Menteri Luar Negeri David Lammy mengatakan: ‘Jatuhnya rezim Assad yang mengerikan memberikan kesempatan sekali dalam satu generasi bagi rakyat Suriah.
“Kami berkomitmen untuk mendukung rakyat Suriah yang sedang merencanakan arah baru, pertama dengan menyediakan makanan baru, layanan kesehatan, dan bantuan senilai £50 juta untuk mendukung kebutuhan kemanusiaan warga Suriah yang rentan. Kedua, dengan bekerja secara diplomatis untuk membantu menjamin pemerintahan yang lebih baik di masa depan Suriah.
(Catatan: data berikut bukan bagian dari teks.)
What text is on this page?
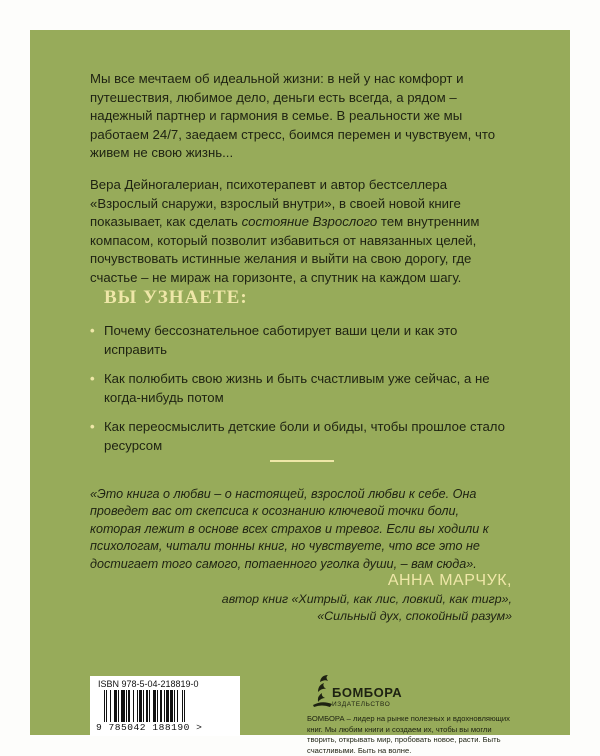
Мы все мечтаем об идеальной жизни: в ней у нас комфорт и путешествия, любимое дело, деньги есть всегда, а рядом – надежный партнер и гармония в семье. В реальности же мы работаем 24/7, заедаем стресс, боимся перемен и чувствуем, что живем не свою жизнь...

Вера Дейногалериан, психотерапевт и автор бестселлера «Взрослый снаружи, взрослый внутри», в своей новой книге показывает, как сделать состояние Взрослого тем внутренним компасом, который позволит избавиться от навязанных целей, почувствовать истинные желания и выйти на свою дорогу, где счастье – не мираж на горизонте, а спутник на каждом шагу.

ВЫ УЗНАЕТЕ:
• Почему бессознательное саботирует ваши цели и как это исправить
• Как полюбить свою жизнь и быть счастливым уже сейчас, а не когда-нибудь потом
• Как переосмыслить детские боли и обиды, чтобы прошлое стало ресурсом

«Это книга о любви – о настоящей, взрослой любви к себе. Она проведет вас от скепсиса к осознанию ключевой точки боли, которая лежит в основе всех страхов и тревог. Если вы ходили к психологам, читали тонны книг, но чувствуете, что все это не достигает того самого, потаенного уголка души, – вам сюда».

АННА МАРЧУК,
автор книг «Хитрый, как лис, ловкий, как тигр»,
«Сильный дух, спокойный разум»
ISBN 978-5-04-218819-0
9 785042 188190 >
БОМБОРА
ИЗДАТЕЛЬСТВО

БОМБОРА – лидер на рынке полезных и вдохновляющих книг. Мы любим книги и создаем их, чтобы вы могли творить, открывать мир, пробовать новое, расти. Быть счастливыми. Быть на волне.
Akhir pekan ini Inggris dan mitranya sepakat untuk menyetujui prinsip-prinsip yang diperlukan untuk mendukung proses transisi politik yang dipimpin Suriah. Sangat penting bagi pemerintahan Suriah di masa depan untuk menyatukan semua kelompok untuk membangun stabilitas dan menghormati rakyat Suriah.’
Sir Keir Starmer pada hari Jumat mengatakan pada pertemuan virtual para pemimpin G7 bahwa ‘jatuhnya rezim brutal (Bashar) Assad harus disambut baik tetapi kita harus berhati-hati tentang apa yang akan terjadi selanjutnya’.
Dalam sebuah pernyataan pada hari Kamis, para pemimpin mengatakan mereka berkomitmen untuk ‘bekerja sama dan mendukung penuh’ pemerintahan Suriah di masa depan yang setuju untuk memastikan ‘penghormatan terhadap supremasi hukum, hak asasi manusia universal, termasuk hak-hak perempuan, perlindungan semua warga Suriah,’ termasuk agama dan etnis minoritas, transparansi dan akuntabilitas’.